THE SELBYS OF CUMBERLAND.


Part I.


Thus would she sit a summer eve, and shed
The withered tresses from her faded brow;
Stretch forth her long and feeble arm, which nursed
Three generations—moving thus her knee,
And smiling as a mother smiles who dandles
Her first-born darling mid the sunny air.
And then she chanted an old chivalrous ballad,
And muttered snatches of our old sad stories—
Such tales as stay the peasant at his plough,
The shepherd's sharp shears as they reap the fleece,
The household damsel while she twines the thread,
And make the maid, even as the ewe-milk reeks
Between her whiter fingers, pause and sigh
To think of old how gentle love was crossed
In green and gladsome Cumberland.


Among the pastoral mountains of Cumberland dwells an unmingled and patriarchal race of people, who live in a primitive manner, and retain many peculiar usages different from their neighbours of the valley and the town.
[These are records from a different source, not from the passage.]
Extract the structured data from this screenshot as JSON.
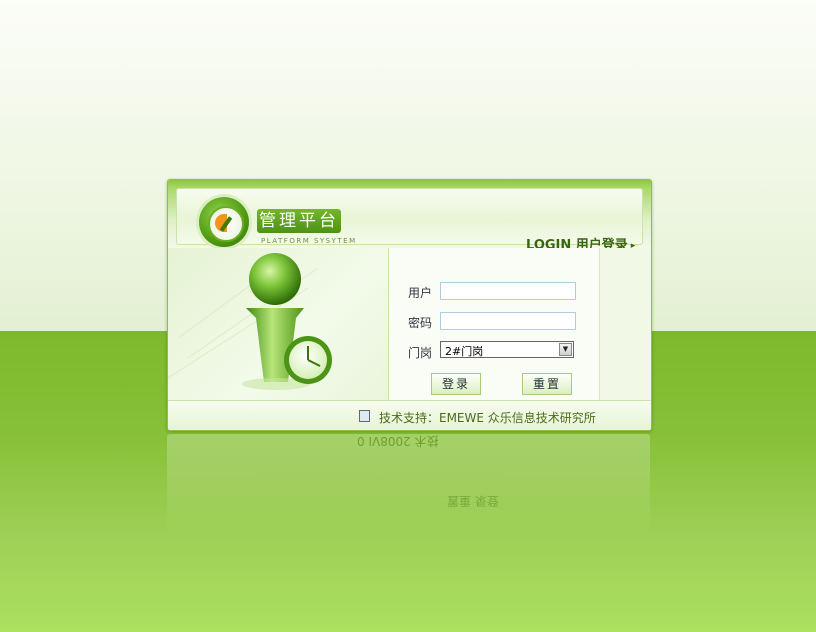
{
  "header": {
    "title": "管理平台",
    "subtitle": "PLATFORM SYSYTEM",
    "login_label": "LOGIN 用户登录",
    "login_arrow": "▸"
  },
  "form": {
    "user_label": "用户",
    "user_value": "",
    "password_label": "密码",
    "password_value": "",
    "gate_label": "门岗",
    "gate_selected": "2#门岗",
    "login_button": "登录",
    "reset_button": "重置"
  },
  "footer": {
    "support_text": "技术支持：EMEWE  众乐信息技术研究所"
  },
  "reflection": {
    "footer_text": "技术 2008VI 0",
    "buttons_text": "登录  重置"
  },
  "icons": [
    "platform-logo-icon",
    "person-clock-illustration",
    "dropdown-arrow-icon",
    "document-icon"
  ],
  "colors": {
    "brand_green": "#5a9e1a",
    "accent_orange": "#f19418"
  }
}
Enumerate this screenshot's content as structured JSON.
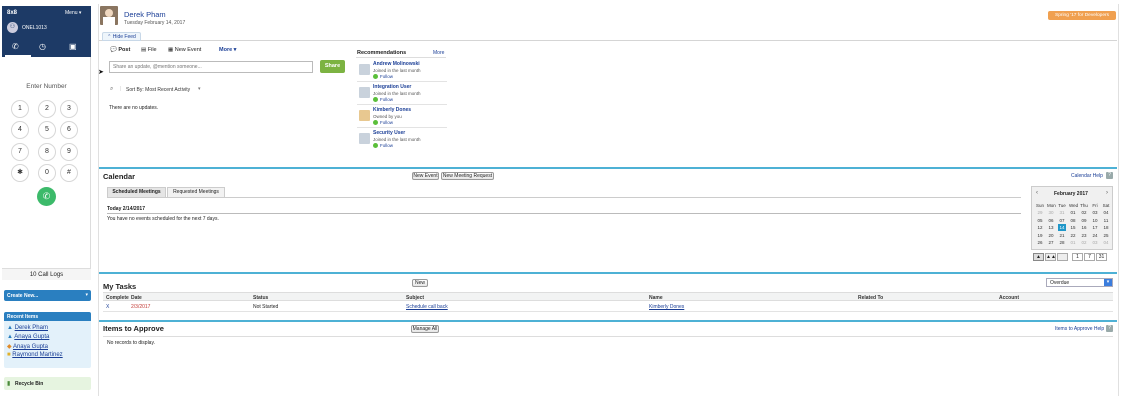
{
  "dialer": {
    "brand": "8x8",
    "menu_label": "Menu ▾",
    "user": "ONEL1013",
    "enter_number": "Enter Number",
    "keys": [
      "1",
      "2",
      "3",
      "4",
      "5",
      "6",
      "7",
      "8",
      "9",
      "✱",
      "0",
      "#"
    ],
    "call_logs": "10 Call Logs"
  },
  "sidebar": {
    "create_new": "Create New...",
    "recent_items_title": "Recent Items",
    "recent_items": [
      "Derek Pham",
      "Anaya Gupta",
      "Anaya Gupta",
      "Raymond Martinez"
    ],
    "recycle_bin": "Recycle Bin"
  },
  "header": {
    "name": "Derek Pham",
    "date": "Tuesday February 14, 2017",
    "hide_feed": "Hide Feed",
    "promo": "Spring '17 for Developers"
  },
  "feed": {
    "tabs": [
      "Post",
      "File",
      "New Event",
      "More ▾"
    ],
    "placeholder": "Share an update, @mention someone...",
    "share": "Share",
    "sort": "Sort By: Most Recent Activity",
    "empty": "There are no updates."
  },
  "recommendations": {
    "title": "Recommendations",
    "more": "More",
    "items": [
      {
        "name": "Andrew Molinowski",
        "desc": "Joined in the last month",
        "action": "Follow"
      },
      {
        "name": "Integration User",
        "desc": "Joined in the last month",
        "action": "Follow"
      },
      {
        "name": "Kimberly Dones",
        "desc": "Owned by you",
        "action": "Follow"
      },
      {
        "name": "Security User",
        "desc": "Joined in the last month",
        "action": "Follow"
      }
    ]
  },
  "calendar": {
    "title": "Calendar",
    "new_event": "New Event",
    "new_meeting": "New Meeting Request",
    "help": "Calendar Help",
    "tabs": [
      "Scheduled Meetings",
      "Requested Meetings"
    ],
    "today_label": "Today 2/14/2017",
    "no_events": "You have no events scheduled for the next 7 days.",
    "month": "February 2017",
    "weekdays": [
      "Sun",
      "Mon",
      "Tue",
      "Wed",
      "Thu",
      "Fri",
      "Sat"
    ],
    "weeks": [
      [
        "29",
        "30",
        "31",
        "01",
        "02",
        "03",
        "04"
      ],
      [
        "05",
        "06",
        "07",
        "08",
        "09",
        "10",
        "11"
      ],
      [
        "12",
        "13",
        "14",
        "15",
        "16",
        "17",
        "18"
      ],
      [
        "19",
        "20",
        "21",
        "22",
        "23",
        "24",
        "25"
      ],
      [
        "26",
        "27",
        "28",
        "01",
        "02",
        "03",
        "04"
      ]
    ],
    "view_buttons": [
      "1",
      "7",
      "31"
    ]
  },
  "tasks": {
    "title": "My Tasks",
    "new": "New",
    "filter": "Overdue",
    "columns": [
      "Complete",
      "Date",
      "Status",
      "Subject",
      "Name",
      "Related To",
      "Account"
    ],
    "rows": [
      {
        "complete": "X",
        "date": "2/3/2017",
        "status": "Not Started",
        "subject": "Schedule call back",
        "name": "Kimberly Dones",
        "related": "",
        "account": ""
      }
    ]
  },
  "approve": {
    "title": "Items to Approve",
    "manage": "Manage All",
    "help": "Items to Approve Help",
    "empty": "No records to display."
  },
  "colors": {
    "navy": "#1d3a66",
    "accent_blue": "#4eb1d5",
    "call_green": "#3cba6a",
    "promo_orange": "#f0a050",
    "share_green": "#7cb342"
  }
}
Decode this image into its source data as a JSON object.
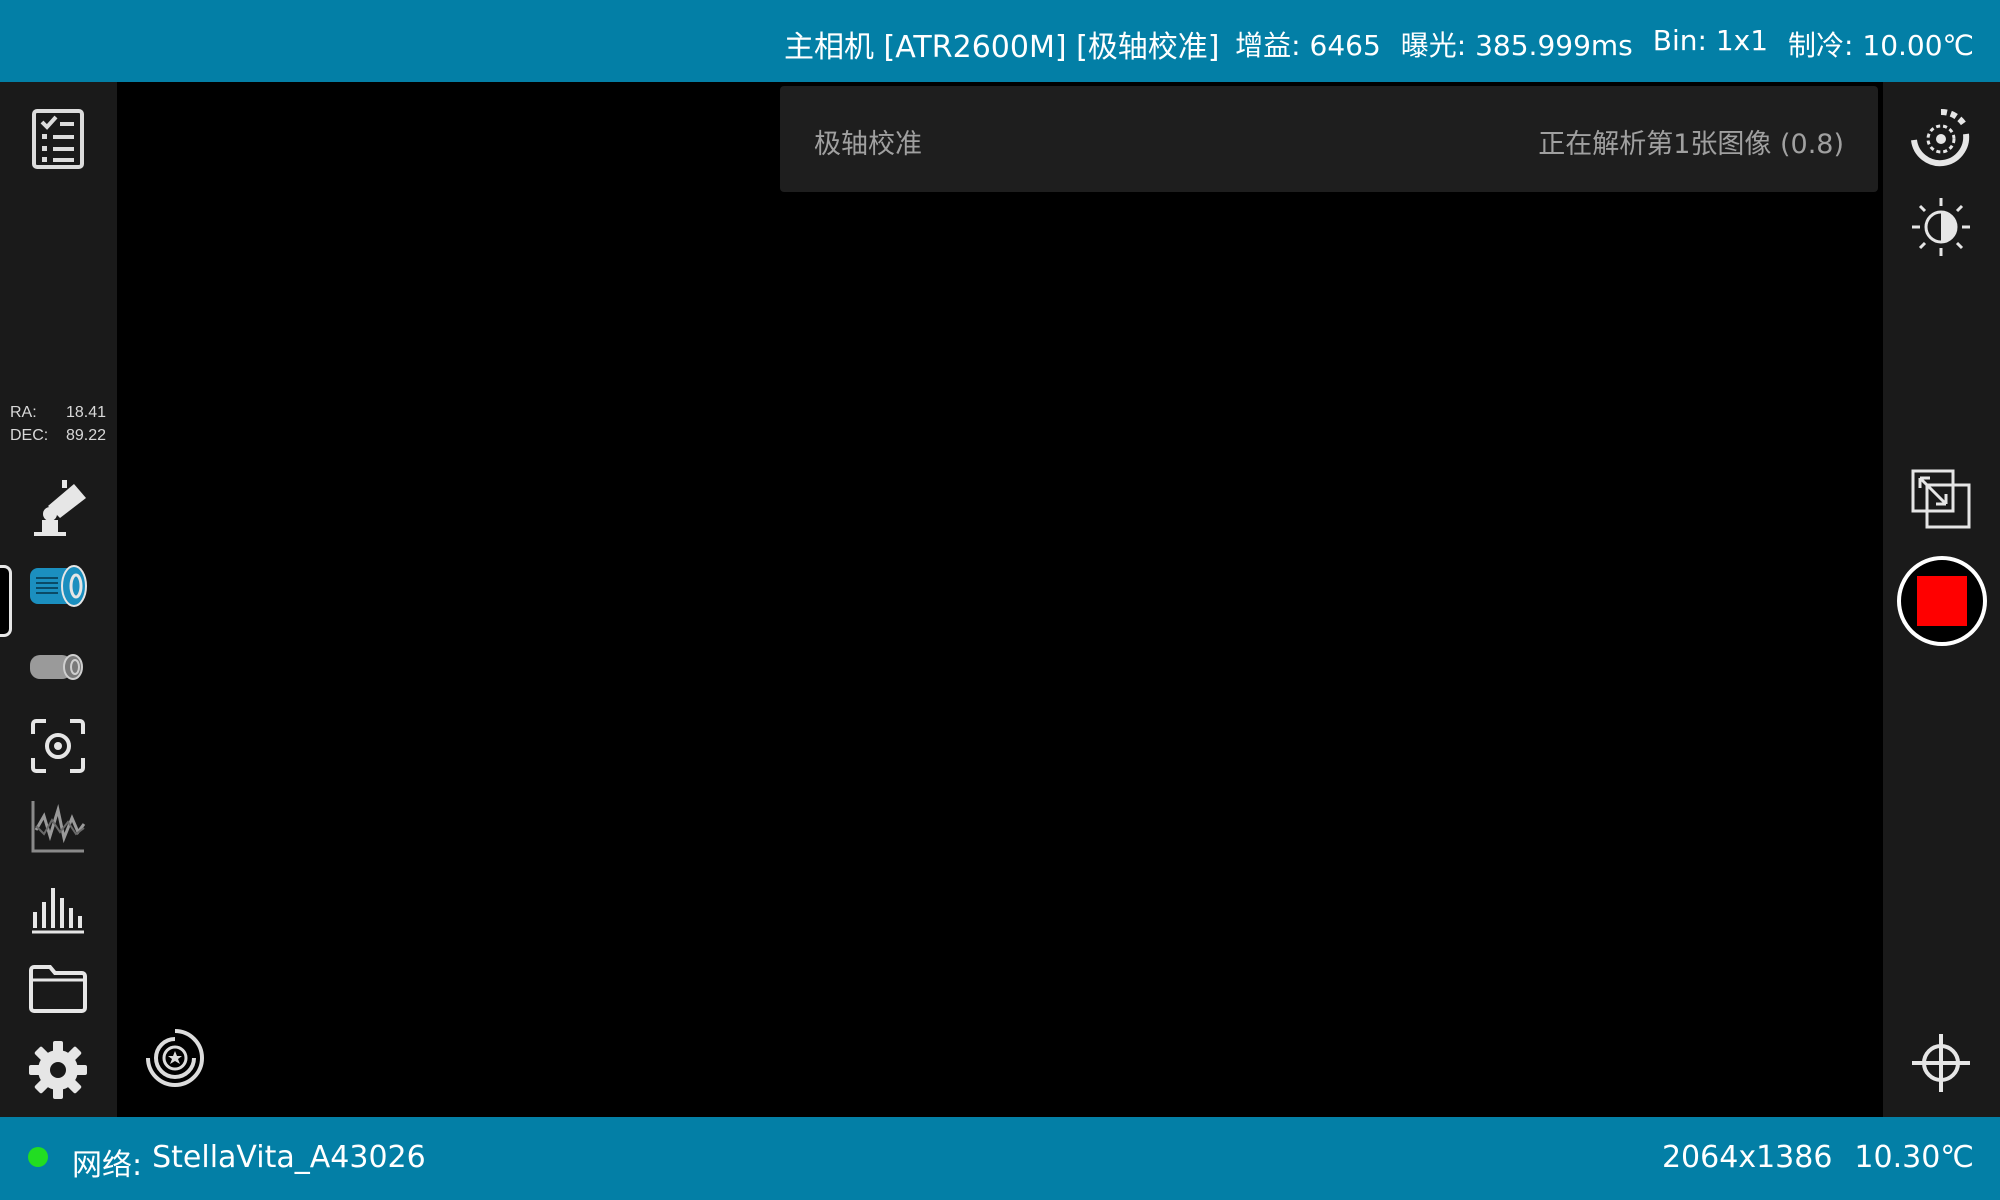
{
  "header": {
    "camera_title": "主相机 [ATR2600M] [极轴校准]",
    "gain": "增益: 6465",
    "exposure": "曝光: 385.999ms",
    "bin": "Bin: 1x1",
    "cooling": "制冷: 10.00℃"
  },
  "notice": {
    "title": "极轴校准",
    "status": "正在解析第1张图像 (0.8)"
  },
  "coords": {
    "ra_label": "RA:",
    "ra_value": "18.41",
    "dec_label": "DEC:",
    "dec_value": "89.22"
  },
  "left_toolbar": [
    "checklist-icon",
    "mount-icon",
    "main-camera-icon",
    "guide-camera-icon",
    "focus-icon",
    "guide-graph-icon",
    "histogram-icon",
    "folder-icon",
    "settings-icon"
  ],
  "right_toolbar": [
    "autostretch-icon",
    "brightness-icon",
    "crop-icon",
    "stop-record-button",
    "crosshair-icon"
  ],
  "footer": {
    "network_label": "网络:",
    "network_name": "StellaVita_A43026",
    "resolution": "2064x1386",
    "temperature": "10.30℃"
  },
  "colors": {
    "accent_bar": "#037fa6",
    "panel": "#1a1a1a",
    "stop_red": "#ff0000",
    "status_green": "#22dd22",
    "camera_active": "#1b8fbf"
  }
}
They are imagined by antiquarians to be descended from a colony of Saxon herdsmen and warriors, who, establishing themselves among the mountainous wastes, quitted conquest and spoliation for the peaceful vocation of tending their flocks, and managing the barter of their rustic wealth for the luxuries fabricated by their more ingenious neighbours. In the cultivation of corn they are unskilful or uninstructed; but in all that regards sheep and cattle they display a knowledge and a tact which is the envy of all who live by the fleece and shears. Their patriarchal wealth enables them to be hospitable, and dispense an unstinted boon among all such people as chance, curiosity, or barter scatter over their inheritance.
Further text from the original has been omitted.